Secondly, there is the high level of readers now out in the marketplace, and they are switched on! When I first gave contactless a go a couple of years back, I tried it in a number of Pret A Manger outlets – which was an early adopter – but they were frequently switched off due to lack of use and the employees were largely unaware of how to use them. This was a real problem because, although many people were walking around with contactless cards in their pockets, they were oblivious of the card’s payment capability because there was no encouragement from operators for them to be used for contactless payments.
Thirdly, there is a seriously high level of ownership of smart mobile devices in the UK and this is growing beyond phones to also include connected devices like watches and wristbands. It is possible to use these as well as contactless payment cards.

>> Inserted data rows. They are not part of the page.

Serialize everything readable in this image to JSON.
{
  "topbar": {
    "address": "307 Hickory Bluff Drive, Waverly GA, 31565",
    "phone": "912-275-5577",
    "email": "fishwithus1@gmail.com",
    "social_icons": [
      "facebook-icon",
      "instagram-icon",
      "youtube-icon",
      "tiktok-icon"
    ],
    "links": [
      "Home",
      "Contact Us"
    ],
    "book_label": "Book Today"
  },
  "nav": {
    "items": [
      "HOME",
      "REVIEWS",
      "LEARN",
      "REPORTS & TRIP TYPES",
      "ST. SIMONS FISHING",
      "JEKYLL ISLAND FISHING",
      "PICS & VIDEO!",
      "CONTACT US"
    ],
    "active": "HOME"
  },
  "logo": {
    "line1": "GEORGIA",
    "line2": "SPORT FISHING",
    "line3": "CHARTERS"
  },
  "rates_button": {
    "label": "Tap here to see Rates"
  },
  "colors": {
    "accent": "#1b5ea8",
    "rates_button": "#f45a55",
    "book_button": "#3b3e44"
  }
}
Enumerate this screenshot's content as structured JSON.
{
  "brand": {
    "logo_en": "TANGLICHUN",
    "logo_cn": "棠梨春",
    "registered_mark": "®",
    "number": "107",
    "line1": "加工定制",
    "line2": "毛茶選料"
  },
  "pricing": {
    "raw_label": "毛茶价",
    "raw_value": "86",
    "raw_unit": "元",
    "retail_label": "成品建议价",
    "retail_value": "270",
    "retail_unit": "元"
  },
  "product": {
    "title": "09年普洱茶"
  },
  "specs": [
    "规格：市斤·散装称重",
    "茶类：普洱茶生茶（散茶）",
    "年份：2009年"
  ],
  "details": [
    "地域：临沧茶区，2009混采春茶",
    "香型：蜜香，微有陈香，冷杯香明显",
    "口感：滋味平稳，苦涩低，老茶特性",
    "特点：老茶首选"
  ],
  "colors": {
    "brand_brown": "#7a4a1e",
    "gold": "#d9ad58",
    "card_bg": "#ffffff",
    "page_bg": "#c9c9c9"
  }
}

Fourthly, the launch of Apple Pay gave the oxygen of publicity to contactless and contributed to it quickly becoming a much more mainstream activity over the past year. And be in no doubt it is not just being used by male youngsters based in London. Barclaycard found half of contactless users are aged over 50, and 45% are female. And it is the city of Leeds that is experiencing the greatest growth in use – up 211% over the past year, while other locations like Edinburgh, Newcastle and, wait for it, Blackpool are all delivering year-on-year growth of over 190%.
Finally, many consumers are now using some of the payment/loyalty apps on their smart devices, which have been hitting the market, including MyCheck. They are becoming increasingly intelligent and moving well beyond simple payment tools – albeit with clever bill splitting capabilities – to also use customers’ data, such as transaction histories, to make recommendations and to deliver them relevant promotions.
It seems pretty clear the trend for contactless is likely to continue to accelerate at some pace – especially when the research also found a hefty 19% of people stated they get annoyed if they are not offered the option of paying with contactless cards or smart devices.
The Fuller’s-owned Parcel Yard pub in King’s Cross station recently had a customer complain when a member of staff inserted his contactless card into the hand-held payment terminal and expected him to key in his PIN. Oh, the hassle of having to enter four digits. But this expectation from a growing number of customers the default payment method is contactless surely has to be recognised by the industry. The day of the seamless transaction is upon us. Customers are demanding it and operators should be falling over themselves to avoid putting obstacles in the way customers’ wish to pay.
The way things are going, I reckon by next Christmas I’ll likely be joining them at the bar with my smartphone at the ready to pay for the next round. And woe-betide any bar or restaurant that expects me to enter my PIN or, perish the thought, get some grubby cash out of my pocket.